Бессмертие (Кундера) - страница 115

— За что? За то, что вы больше нас страдали и страдаете?

— Нет, а за то, что недостоин своего страдания».

Я недостоин своего страдания. Великая фраза. Из нее вытекает, что страдание является не только основой «я», его единственным бесспорным онтологическим доказательством, но что из всех чувств оно является тем, что более всего достойно уважения: достоинством всех достоинств. Поэтому Мышкин восхищается всеми женщинами, которые страдают. Впервые увидев фотографию Настасьи Филипповны, он скажет: «Лицо веселое, а она ведь ужасно страдала…» Эти слова определили сразу же с самого начала, еще до того, как мы могли заметить Настасью Филипповну на сцене романа, что она возвышается над всеми остальными. «Я ничто, а вы страдали…» — скажет очарованный Мышкин в пятнадцатой главе первой части, и с этого мгновения он погиб.

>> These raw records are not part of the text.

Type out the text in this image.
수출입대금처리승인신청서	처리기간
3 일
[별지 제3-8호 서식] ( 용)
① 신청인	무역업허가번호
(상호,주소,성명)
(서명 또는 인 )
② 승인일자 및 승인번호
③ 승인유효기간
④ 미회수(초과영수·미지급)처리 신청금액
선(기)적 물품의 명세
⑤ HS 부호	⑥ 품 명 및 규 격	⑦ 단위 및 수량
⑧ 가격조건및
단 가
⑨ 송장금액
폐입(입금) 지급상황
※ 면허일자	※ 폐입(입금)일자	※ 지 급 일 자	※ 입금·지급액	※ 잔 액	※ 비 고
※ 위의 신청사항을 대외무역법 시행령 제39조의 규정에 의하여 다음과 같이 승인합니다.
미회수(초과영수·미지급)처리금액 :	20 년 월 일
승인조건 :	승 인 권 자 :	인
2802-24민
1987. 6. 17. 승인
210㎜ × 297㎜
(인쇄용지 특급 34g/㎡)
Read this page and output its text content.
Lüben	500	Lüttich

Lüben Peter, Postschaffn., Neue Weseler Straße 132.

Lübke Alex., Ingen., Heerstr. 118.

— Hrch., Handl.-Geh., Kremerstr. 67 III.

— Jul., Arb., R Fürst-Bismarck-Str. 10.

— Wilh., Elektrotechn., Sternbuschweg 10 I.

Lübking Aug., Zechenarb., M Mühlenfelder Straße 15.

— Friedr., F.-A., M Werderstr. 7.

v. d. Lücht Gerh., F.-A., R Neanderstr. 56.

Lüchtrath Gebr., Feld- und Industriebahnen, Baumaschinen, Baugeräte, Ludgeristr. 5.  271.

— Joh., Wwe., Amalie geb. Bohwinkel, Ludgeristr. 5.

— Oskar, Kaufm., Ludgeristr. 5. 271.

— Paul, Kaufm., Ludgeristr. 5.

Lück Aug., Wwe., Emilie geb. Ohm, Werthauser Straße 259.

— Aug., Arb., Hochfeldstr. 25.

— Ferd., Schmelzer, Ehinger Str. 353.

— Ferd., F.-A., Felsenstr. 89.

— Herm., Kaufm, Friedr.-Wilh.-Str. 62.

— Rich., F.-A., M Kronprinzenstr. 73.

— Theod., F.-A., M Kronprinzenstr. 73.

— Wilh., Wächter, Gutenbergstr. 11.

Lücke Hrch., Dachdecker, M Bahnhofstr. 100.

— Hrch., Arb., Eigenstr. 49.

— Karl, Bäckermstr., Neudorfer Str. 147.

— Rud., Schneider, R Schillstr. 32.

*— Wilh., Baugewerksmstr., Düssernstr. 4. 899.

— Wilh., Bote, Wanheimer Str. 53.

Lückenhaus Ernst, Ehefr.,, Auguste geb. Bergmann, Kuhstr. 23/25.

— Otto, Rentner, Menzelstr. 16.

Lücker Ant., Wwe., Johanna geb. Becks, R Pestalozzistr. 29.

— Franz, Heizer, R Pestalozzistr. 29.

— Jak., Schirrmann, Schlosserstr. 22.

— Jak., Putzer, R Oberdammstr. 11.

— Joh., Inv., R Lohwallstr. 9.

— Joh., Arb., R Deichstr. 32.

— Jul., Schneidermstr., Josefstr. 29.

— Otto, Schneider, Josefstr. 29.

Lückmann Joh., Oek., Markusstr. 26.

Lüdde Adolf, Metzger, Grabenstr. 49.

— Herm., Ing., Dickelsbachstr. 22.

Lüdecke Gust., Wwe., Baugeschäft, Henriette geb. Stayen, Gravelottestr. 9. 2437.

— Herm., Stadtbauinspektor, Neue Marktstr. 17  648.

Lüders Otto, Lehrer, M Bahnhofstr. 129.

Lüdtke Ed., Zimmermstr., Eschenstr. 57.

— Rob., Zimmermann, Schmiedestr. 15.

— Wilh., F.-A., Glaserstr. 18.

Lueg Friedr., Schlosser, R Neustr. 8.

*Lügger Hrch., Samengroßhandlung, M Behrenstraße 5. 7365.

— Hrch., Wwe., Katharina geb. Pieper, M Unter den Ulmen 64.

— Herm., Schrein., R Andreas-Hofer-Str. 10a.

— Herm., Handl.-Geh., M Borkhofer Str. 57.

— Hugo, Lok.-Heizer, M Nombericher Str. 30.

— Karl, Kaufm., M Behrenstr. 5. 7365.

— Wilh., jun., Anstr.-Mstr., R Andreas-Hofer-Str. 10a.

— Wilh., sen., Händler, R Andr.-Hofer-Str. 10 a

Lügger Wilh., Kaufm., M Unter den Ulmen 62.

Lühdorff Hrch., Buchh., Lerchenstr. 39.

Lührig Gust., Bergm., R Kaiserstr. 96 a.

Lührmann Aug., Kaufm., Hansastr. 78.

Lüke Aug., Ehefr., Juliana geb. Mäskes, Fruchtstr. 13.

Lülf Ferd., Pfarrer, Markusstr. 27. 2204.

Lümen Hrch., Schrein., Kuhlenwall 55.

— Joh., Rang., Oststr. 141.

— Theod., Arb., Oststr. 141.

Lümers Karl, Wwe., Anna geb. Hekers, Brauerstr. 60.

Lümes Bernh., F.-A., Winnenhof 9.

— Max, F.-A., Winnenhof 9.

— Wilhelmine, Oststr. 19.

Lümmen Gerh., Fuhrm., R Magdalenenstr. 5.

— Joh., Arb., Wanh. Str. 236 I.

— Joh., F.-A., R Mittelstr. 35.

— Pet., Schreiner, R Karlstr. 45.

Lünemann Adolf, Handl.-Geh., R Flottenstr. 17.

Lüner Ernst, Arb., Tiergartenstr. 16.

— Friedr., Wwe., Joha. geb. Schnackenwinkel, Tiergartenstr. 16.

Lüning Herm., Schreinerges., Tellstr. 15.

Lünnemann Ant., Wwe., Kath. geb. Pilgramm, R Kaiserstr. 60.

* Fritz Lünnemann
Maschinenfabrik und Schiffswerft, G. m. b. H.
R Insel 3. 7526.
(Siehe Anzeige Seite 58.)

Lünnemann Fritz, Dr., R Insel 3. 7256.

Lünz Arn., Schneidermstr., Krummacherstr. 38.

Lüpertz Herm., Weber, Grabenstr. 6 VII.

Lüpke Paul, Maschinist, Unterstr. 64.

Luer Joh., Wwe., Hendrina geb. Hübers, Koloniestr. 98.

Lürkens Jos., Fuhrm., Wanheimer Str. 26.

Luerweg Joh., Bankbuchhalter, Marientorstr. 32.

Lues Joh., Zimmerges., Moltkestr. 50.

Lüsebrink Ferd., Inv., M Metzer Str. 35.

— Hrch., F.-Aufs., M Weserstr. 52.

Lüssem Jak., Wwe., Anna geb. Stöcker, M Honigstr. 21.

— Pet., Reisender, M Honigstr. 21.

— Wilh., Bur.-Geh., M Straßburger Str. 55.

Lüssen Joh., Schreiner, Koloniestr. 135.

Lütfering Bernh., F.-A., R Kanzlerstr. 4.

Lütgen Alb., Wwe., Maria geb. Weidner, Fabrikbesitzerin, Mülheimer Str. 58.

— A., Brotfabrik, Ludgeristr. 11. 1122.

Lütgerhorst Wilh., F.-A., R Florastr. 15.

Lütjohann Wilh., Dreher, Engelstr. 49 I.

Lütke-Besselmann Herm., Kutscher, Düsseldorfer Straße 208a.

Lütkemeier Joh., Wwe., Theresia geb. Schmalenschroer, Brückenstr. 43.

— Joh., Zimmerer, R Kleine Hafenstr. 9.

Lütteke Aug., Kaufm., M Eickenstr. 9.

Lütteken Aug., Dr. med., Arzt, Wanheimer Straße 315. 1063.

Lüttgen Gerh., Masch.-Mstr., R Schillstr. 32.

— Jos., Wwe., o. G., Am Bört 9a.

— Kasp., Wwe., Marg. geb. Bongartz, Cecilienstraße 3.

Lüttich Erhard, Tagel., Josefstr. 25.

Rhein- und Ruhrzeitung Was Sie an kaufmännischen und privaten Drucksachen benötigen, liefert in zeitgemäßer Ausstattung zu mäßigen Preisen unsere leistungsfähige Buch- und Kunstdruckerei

Я сказал, что Мышкин восхищался всеми женщинами, которые страдают, но я мог бы перевернуть свое утверждение: как только какая-нибудь женщина начинала ему нравиться, он представлял себе, как она страдает. Это была, впрочем, выдающаяся метода обольщения (жаль, что Мышкин так мало сумел извлечь из нее пользы!), ибо сказать какой-нибудь женщине: «Вы очень страдали» — это все равно что обратиться к ее душе, погладить ее, поднять ввысь. Любая женщина в такую минуту готова сказать нам: «Хотя телом моим ты еще не владеешь, но моя душа уже принадлежит тебе!»

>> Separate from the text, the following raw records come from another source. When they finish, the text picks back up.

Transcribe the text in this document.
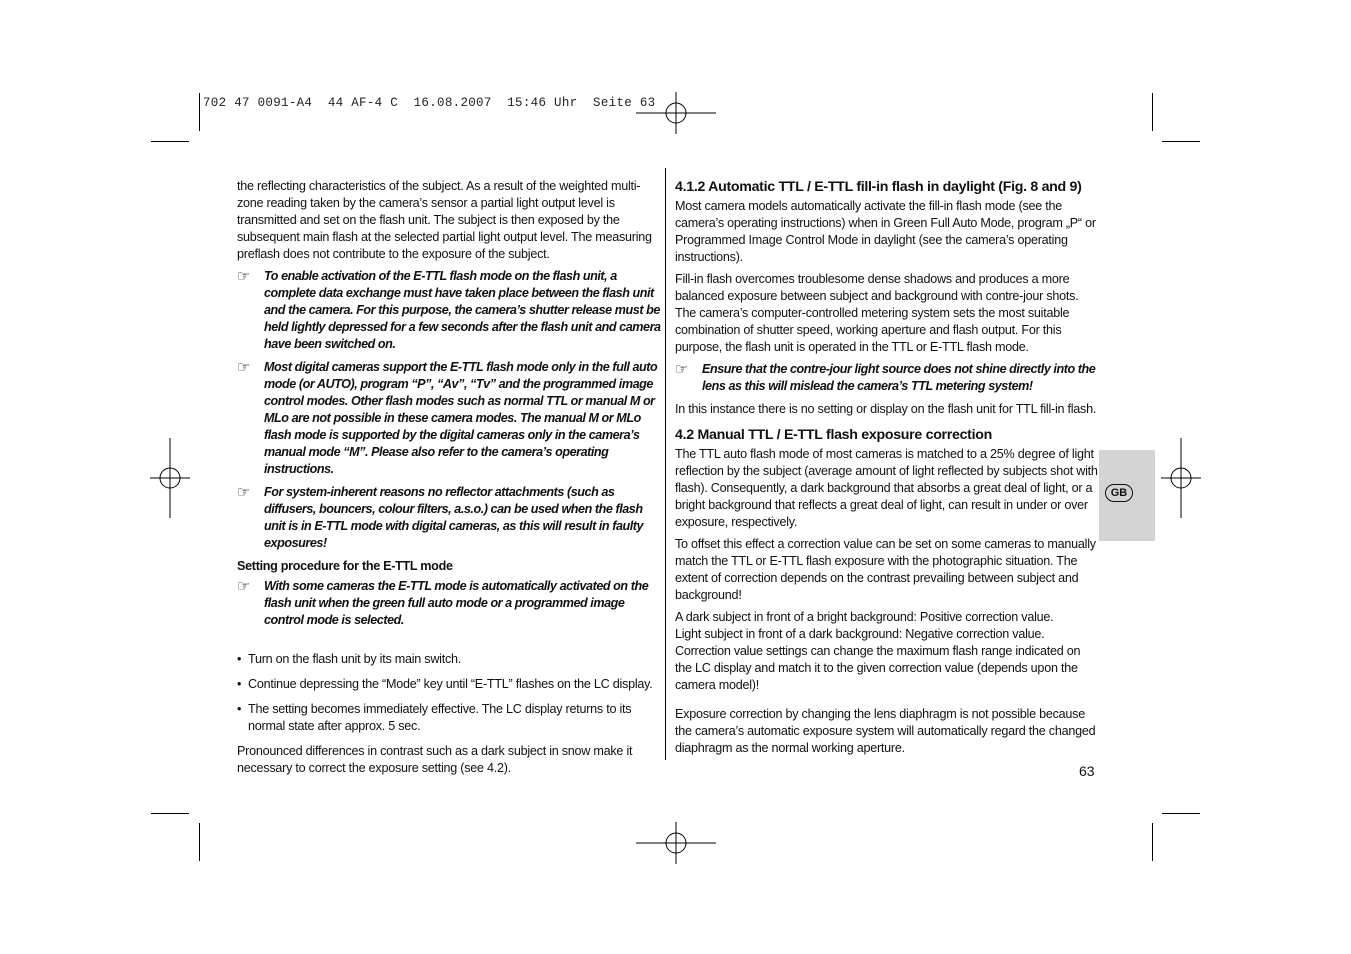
702 47 0091-A4  44 AF-4 C  16.08.2007  15:46 Uhr  Seite 63

the reflecting characteristics of the subject. As a result of the weighted multi-zone reading taken by the camera’s sensor a partial light output level is transmitted and set on the flash unit. The subject is then exposed by the subsequent main flash at the selected partial light output level. The measuring preflash does not contribute to the exposure of the subject.

☞	To enable activation of the E-TTL flash mode on the flash unit, a complete data exchange must have taken place between the flash unit and the camera. For this purpose, the camera’s shutter release must be held lightly depressed for a few seconds after the flash unit and camera have been switched on.
☞	Most digital cameras support the E-TTL flash mode only in the full auto mode (or AUTO), program “P”, “Av”, “Tv” and the programmed image control modes. Other flash modes such as normal TTL or manual M or MLo are not possible in these camera modes. The manual M or MLo flash mode is supported by the digital cameras only in the camera’s manual mode “M”. Please also refer to the camera’s operating instructions.
☞	For system-inherent reasons no reflector attachments (such as diffusers, bouncers, colour filters, a.s.o.) can be used when the flash unit is in E-TTL mode with digital cameras, as this will result in faulty exposures!
Setting procedure for the E-TTL mode
☞	With some cameras the E-TTL mode is automatically activated on the flash unit when the green full auto mode or a programmed image control mode is selected.
• Turn on the flash unit by its main switch.
• Continue depressing the “Mode” key until “E-TTL” flashes on the LC display.
• The setting becomes immediately effective. The LC display returns to its normal state after approx. 5 sec.

Pronounced differences in contrast such as a dark subject in snow make it necessary to correct the exposure setting (see 4.2).

4.1.2 Automatic TTL / E-TTL fill-in flash in daylight (Fig. 8 and 9)

Most camera models automatically activate the fill-in flash mode (see the camera’s operating instructions) when in Green Full Auto Mode, program „P“ or Programmed Image Control Mode in daylight (see the camera’s operating instructions).

Fill-in flash overcomes troublesome dense shadows and produces a more balanced exposure between subject and background with contre-jour shots. The camera’s computer-controlled metering system sets the most suitable combination of shutter speed, working aperture and flash output. For this purpose, the flash unit is operated in the TTL or E-TTL flash mode.

☞	Ensure that the contre-jour light source does not shine directly into the lens as this will mislead the camera’s TTL metering system!

In this instance there is no setting or display on the flash unit for TTL fill-in flash.

4.2 Manual TTL / E-TTL flash exposure correction

The TTL auto flash mode of most cameras is matched to a 25% degree of light reflection by the subject (average amount of light reflected by subjects shot with flash). Consequently, a dark background that absorbs a great deal of light, or a bright background that reflects a great deal of light, can result in under or over exposure, respectively.

To offset this effect a correction value can be set on some cameras to manually match the TTL or E-TTL flash exposure with the photographic situation. The extent of correction depends on the contrast prevailing between subject and background!

A dark subject in front of a bright background: Positive correction value.
Light subject in front of a dark background: Negative correction value.
Correction value settings can change the maximum flash range indicated on the LC display and match it to the given correction value (depends upon the camera model)!

Exposure correction by changing the lens diaphragm is not possible because the camera’s automatic exposure system will automatically regard the changed diaphragm as the normal working aperture.

GB
63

Под взглядом Мышкина душа растет и растет, она похожа на огромный гриб высотой с пятиэтажный дом, она похожа на воздушный шар, который с экипажем воздухоплавателей вот-вот взмоет к небу. Это явление я называю гипертрофией души.

12

Получив от Беттины проект своего памятника, Гёте почувствовал, вы, наверное, помните, как у него выступила слеза; он был уверен, что так самые глубины его души дают ему возможность познать правду: Беттина действительно любит его, и он был несправедлив к ней. Только со временем он осознал, что слеза открыла ему не какую-то великую правду о Беттининой преданности, а лишь избитую правду о его тщеславии. Ему стало стыдно, что он вновь поддался демагогии собственной слезы. А дело в том, что со слезой у него был немалый опыт, начиная с его пятидесятилетия: всякий раз, когда кто-то хвалил его или когда он испытывал внезапное удовлетворение от совершенного им красивого или доброго поступка, на глаза набегали слезы. Что такое слеза? — задавался он вопросом и не находил ответа. Однако одно осознавал ясно: часто, до подозрительности часто, слеза была вызвана впечатлением, которое на Гёте производил сам Гёте.